The district court did not address the third factor at that time because appellant’s counsel proposed that the hearing be continued for 30 days to provide appellant the opportunity to be re-admitted to the treatment program.  At the subsequent hearing, the district court addressed the third Austinfactor, finding that “at this juncture there aren’t any treatment options available to you.”  Following the second hearing, the district court issued a written order containing its findings regarding the three Austinfactors. 

Appellant nonetheless argues that the district court abused its discretion by dividing the probation revocation into two separate hearings.  Appellant relies on Modtland to argue that the district court revoked his probation at the first hearing and did not make findings regarding all three Austinfactors until the second hearing.  But Modtland is distinguishable.  In that case, the district court revoked probation during the “probation revocation” phase of the hearing without making findings regarding two of the three Austinfactors, then proceeded to the “resentencing” phase to hear testimony on whether the offender should be allowed to continue on probation and return to treatment.  The supreme court reversed, stating, “Austindoes not support this division of the revocation hearing into a ‘revocation’ phase and a ‘resentencing phase.’  Instead, Austincontemplates an evidentiary hearing in which the district court makes the requisite three findings before deciding whether to revoke the defendant’s probation.”  695 N.W.2d at 607. 
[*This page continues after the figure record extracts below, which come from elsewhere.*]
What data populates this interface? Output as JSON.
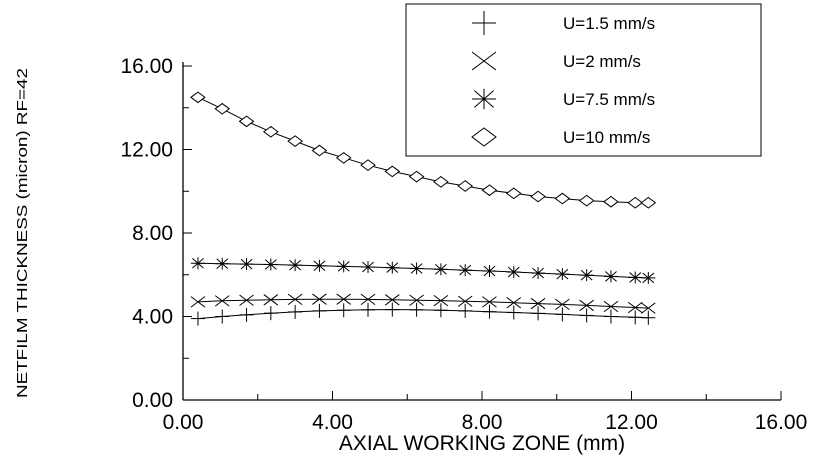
{
  "chart_data": {
    "type": "line",
    "xlabel": "AXIAL WORKING ZONE (mm)",
    "ylabel": "NETFILM THICKNESS (micron) RF=42",
    "xlim": [
      0,
      16
    ],
    "ylim": [
      0,
      16
    ],
    "x_ticks": [
      "0.00",
      "4.00",
      "8.00",
      "12.00",
      "16.00"
    ],
    "y_ticks": [
      "0.00",
      "4.00",
      "8.00",
      "12.00",
      "16.00"
    ],
    "grid": false,
    "legend_position": "top-right",
    "x": [
      0.4,
      1.05,
      1.7,
      2.35,
      3.0,
      3.65,
      4.3,
      4.95,
      5.6,
      6.25,
      6.9,
      7.55,
      8.2,
      8.85,
      9.5,
      10.15,
      10.8,
      11.45,
      12.1,
      12.45
    ],
    "series": [
      {
        "name": "U=1.5 mm/s",
        "marker": "plus",
        "values": [
          3.9,
          4.0,
          4.08,
          4.16,
          4.22,
          4.27,
          4.3,
          4.32,
          4.33,
          4.32,
          4.3,
          4.27,
          4.23,
          4.19,
          4.15,
          4.1,
          4.05,
          4.0,
          3.96,
          3.94
        ]
      },
      {
        "name": "U=2 mm/s",
        "marker": "x",
        "values": [
          4.7,
          4.75,
          4.78,
          4.8,
          4.82,
          4.83,
          4.83,
          4.82,
          4.8,
          4.78,
          4.76,
          4.73,
          4.7,
          4.66,
          4.62,
          4.58,
          4.53,
          4.48,
          4.43,
          4.4
        ]
      },
      {
        "name": "U=7.5 mm/s",
        "marker": "star",
        "values": [
          6.55,
          6.53,
          6.51,
          6.49,
          6.46,
          6.43,
          6.4,
          6.37,
          6.34,
          6.3,
          6.26,
          6.22,
          6.18,
          6.13,
          6.08,
          6.03,
          5.98,
          5.92,
          5.87,
          5.85
        ]
      },
      {
        "name": "U=10 mm/s",
        "marker": "diamond",
        "values": [
          14.5,
          13.95,
          13.35,
          12.85,
          12.4,
          11.95,
          11.6,
          11.25,
          10.95,
          10.7,
          10.45,
          10.25,
          10.05,
          9.9,
          9.75,
          9.65,
          9.55,
          9.5,
          9.45,
          9.45
        ]
      }
    ]
  }
}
Here, the district court did not officially revoke appellant’s probation until after it addressed the three Austinfactors at the second hearing.  Further, the first hearing was continued at the request of appellant’s counsel.  A defendant may not challenge a district court’s action on appeal when the defendant’s attorney requested the action.  Majerus v. Guelsow, 262 Minn. 1, 11, 113 N.W.2d 450, 457 (1962).

Appellant also argues that insufficient evidence supports the district court’s findings that the probation violation was intentional and that the need for confinement outweighed the policies favoring probation.  Appellant does not dispute that he violated a specific condition of probation. 

            Appellant first contends that the evidence is insufficient to show an “intentional” violation because appellant’s failure of the polygraph examination could be attributed to the inherent unreliability of such tests or the erroneous administration of this particular test.  But the record indicates that appellant previously admitted the sexual misconduct in a psychosexual evaluation, yet denied such conduct during a polygraph examination. Thus, there is evidence that the failed polygraph is attributable to appellant’s intentional deception rather than some flaw in the examination itself.  Further, even assuming that the polygraph exam failure was insufficient to establish an intentional violation, the district court also found that appellant was terminated from treatment for his behavior when confronted with the results.  Appellant’s violent and disruptive behavior, which threatened the safety of others in the program and required police intervention, clearly was intentional.  Consequently, sufficient evidence supports the district court’s finding that the violation was intentional.

Second, appellant contends that the evidence is insufficient to show that confinement outweighed the policies favoring probation because it was appellant’s first probation violation.  But the record indicates that, in addition to the current violation, appellant has had a string of unsuccessful treatment attempts.  After five years, appellant had not only failed to complete sex offender treatment, but actually regressed in treatment by denying any responsibility for the offense.  Appellant refused to take the necessary steps to be re-admitted to the sex offender program following the violation.  On this record, there is sufficient evidence to support the finding that the need for confinement outweighed the policies favoring probation.    

Because the district court made the requisite findings regarding the Austinfactors prior to revoking probation and the findings were supported by the evidence, the district court did not abuse its discretion in revoking appellant’s probation.


* Retired judge of the Minnesota Court of Appeals, serving by appointment pursuant to Minn. Const. art. VI, § 10.